At first, Chinaski slowly realizes that he is not beneficial to the women he is with when some of them ask him questions about this. This latent theme grows and grows, and it becomes the final plot, which revolves around a developing guilt complex as Chinaski is increasingly made aware of both how he has hurt these women and ultimately how he has pushed good women away from himself by his behavior. In excuse, he says he does this because he was not loved enough as a child and that he was insufficiently intimate with women in his 20's and 30's, having married a sexless woman who was 35 when he himself was only 25.
This is in contrast to his other slowly-diminishing feeling, the shameless feeling that he was once a "lowly" postal worker, now was "famous writer", and needed to celebrate this every instant with alcohol and many sexual partners, making up for lost time in his 20's and 30's. He mentions his former, postal co-workers, and how they would think of him, during a threesome with two women whose summed ages was less than his age.
Los Angeles is the backdrop to the work for the majority, except when he travels to New York, Canada, or elsewhere to give readings of his material. He constantly derides his own poor, unsafe neighborhood, the large amount of prostitution available (even when he is a client of these services), and the fact that "all American women wear pants." Political commentary on these conditions, though powerful, would only amount to a few paragraphs or few pages of the work.

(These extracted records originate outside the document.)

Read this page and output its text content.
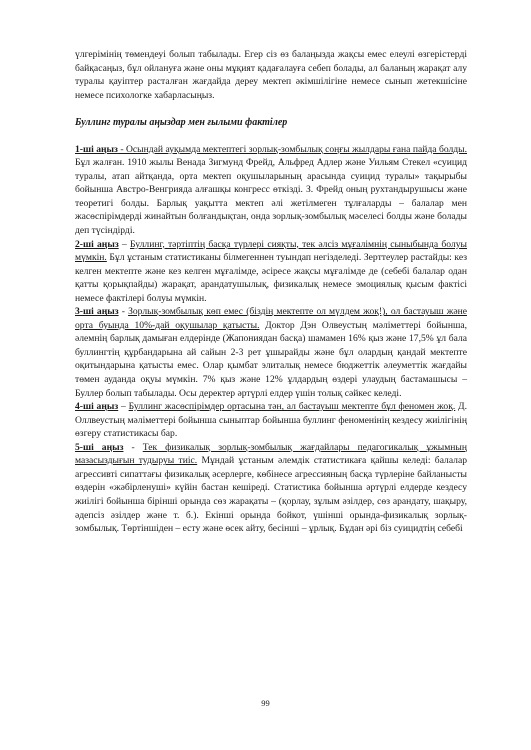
үлгерімінің төмендеуі болып табылады. Егер сіз өз балаңызда жақсы емес елеулі өзгерістерді байқасаңыз, бұл ойлануға және оны мұқият қадағалауға себеп болады, ал баланың жарақат алу туралы қауіптер расталған жағдайда дереу мектеп әкімшілігіне немесе сынып жетекшісіне немесе психологке хабарласыңыз.

Буллинг туралы аңыздар мен ғылыми фактілер

1-ші аңыз - Осындай ауқымда мектептегі зорлық-зомбылық соңғы жылдары ғана пайда болды. Бұл жалған. 1910 жылы Венада Зигмунд Фрейд, Альфред Адлер және Уильям Стекел «суицид туралы, атап айтқанда, орта мектеп оқушыларының арасында суицид туралы» тақырыбы бойынша Австро-Венгрияда алғашқы конгресс өткізді. З. Фрейд оның рухтандырушысы және теоретигі болды. Барлық уақытта мектеп әлі жетілмеген тұлғаларды – балалар мен жасөспірімдерді жинайтын болғандықтан, онда зорлық-зомбылық мәселесі болды және болады деп түсіндірді.

2-ші аңыз – Буллинг, тәртіптің басқа түрлері сияқты, тек әлсіз мұғалімнің сыныбында болуы мүмкін. Бұл ұстаным статистиканы білмегеннен туындап негізделеді. Зерттеулер растайды: кез келген мектепте және кез келген мұғалімде, әсіресе жақсы мұғалімде де (себебі балалар одан қатты қорықпайды) жарақат, арандатушылық, физикалық немесе эмоциялық қысым фактісі немесе фактілері болуы мүмкін.

3-ші аңыз - Зорлық-зомбылық көп емес (біздің мектепте ол мүлдем жоқ!), ол бастауыш және орта буында 10%-дай оқушылар қатысты. Доктор Дэн Олвеустың мәліметтері бойынша, әлемнің барлық дамыған елдерінде (Жапониядан басқа) шамамен 16% қыз және 17,5% ұл бала буллингтің құрбандарына ай сайын 2-3 рет ұшырайды және бұл олардың қандай мектепте оқитындарына қатысты емес. Олар қымбат элиталық немесе бюджеттік әлеуметтік жағдайы төмен ауданда оқуы мүмкін. 7% қыз және 12% ұлдардың өздері улаудың бастамашысы – Буллер болып табылады. Осы деректер әртүрлі елдер үшін толық сәйкес келеді.

4-ші аңыз – Буллинг жасөспірімдер ортасына тән, ал бастауыш мектепте бұл феномен жоқ. Д. Оллвеустың мәліметтері бойынша сыныптар бойынша буллинг феноменінің кездесу жиілігінің өзгеру статистикасы бар.

5-ші аңыз - Тек физикалық зорлық-зомбылық жағдайлары педагогикалық ұжымның мазасыздығын тудыруы тиіс. Мұндай ұстаным әлемдік статистикаға қайшы келеді: балалар агрессивті сипаттағы физикалық әсерлерге, көбінесе агрессияның басқа түрлеріне байланысты өздерін «жәбірленуші» күйін бастан кешіреді. Статистика бойынша әртүрлі елдерде кездесу жиілігі бойынша бірінші орында сөз жарақаты – (қорлау, зұлым әзілдер, сөз арандату, шақыру, әдепсіз әзілдер және т. б.). Екінші орында бойкот, үшінші орында-физикалық зорлық-зомбылық. Төртіншіден – есту және өсек айту, бесінші – ұрлық. Бұдан әрі біз суицидтің себебі

99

In the book, Chinaski's nickname is Hank, which was one of Bukowski's nicknames.
Chinaski and Tanya had a weekend tryst. The real-life counterpart to this character wrote a self-published chapbook about the affair entitled "Blowing My Hero" under the pseudonym Amber O'Neil.[1] The washed-up folksinger "Dinky Summers" is based on Bob Lind.[2]

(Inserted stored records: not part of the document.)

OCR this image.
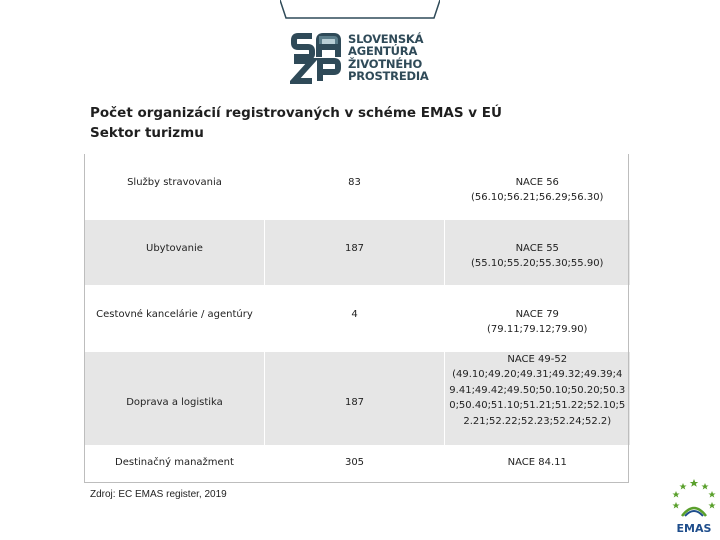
SLOVENSKÁ
AGENTÚRA
ŽIVOTNÉHO
PROSTREDIA
Počet organizácií registrovaných v schéme EMAS v EÚ
Sektor turizmu
Služby stravovania	83	NACE 56
(56.10;56.21;56.29;56.30)

Ubytovanie	187	NACE 55
(55.10;55.20;55.30;55.90)

Cestovné kancelárie / agentúry	4	NACE 79
(79.11;79.12;79.90)

Doprava a logistika	187	NACE 49-52
(49.10;49.20;49.31;49.32;49.39;49.41;49.42;49.50;50.10;50.20;50.30;50.40;51.10;51.21;51.22;52.10;52.21;52.22;52.23;52.24;52.2)

Destinačný manažment	305	NACE 84.11
Zdroj: EC EMAS register, 2019
EMAS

Bukowski himself drew the picture of the woman on the cover of the book. During the work, he does mention traveling to Paris France to meet a woman and learn painting, which probably influenced this piece.
The book was simultaneously published in Australia by Wild and Woolley, who bought a chunk of the first Black Sparrow Press print run.
As of 1996, there was a planned film adaptation of Women that apparently never materialized. The writer, producer, and production designer Polly Platt adapted the screenplay. Another attempt to turn Bukowski's novel into a film emerged in the 2010s; James Franco, Don Jon, and Voltage Pictures have been working with a new version scripted by Ethan Furman.[3] It is not clear (as of May 2019) whether this project is creatively connected to the '90s version, and whether the film will be completed and distributed.
Throughout the novel, Chinaski is asked his favorite novelist many times. The first time he responds with Knut Hamsun, and later avers that he was deliberately misleading the questioner with a false answer, to see if the interviewer was smart enough to ask a followup (in which they failed). Elsewhere, he responds, "Fante." John Fante was a major influence on Bukowski.[4] But at the end, Bukowski was able to recommend favorite authors at least four times, without finally concluding on any one as best of bests.
In 1980, he wrote the introduction for the reprint of Fante's 1939 novel Ask the Dust. Also in Californication, the lead character Hank Moody (Hank was the nickname of Bukowski) is inspired from the story.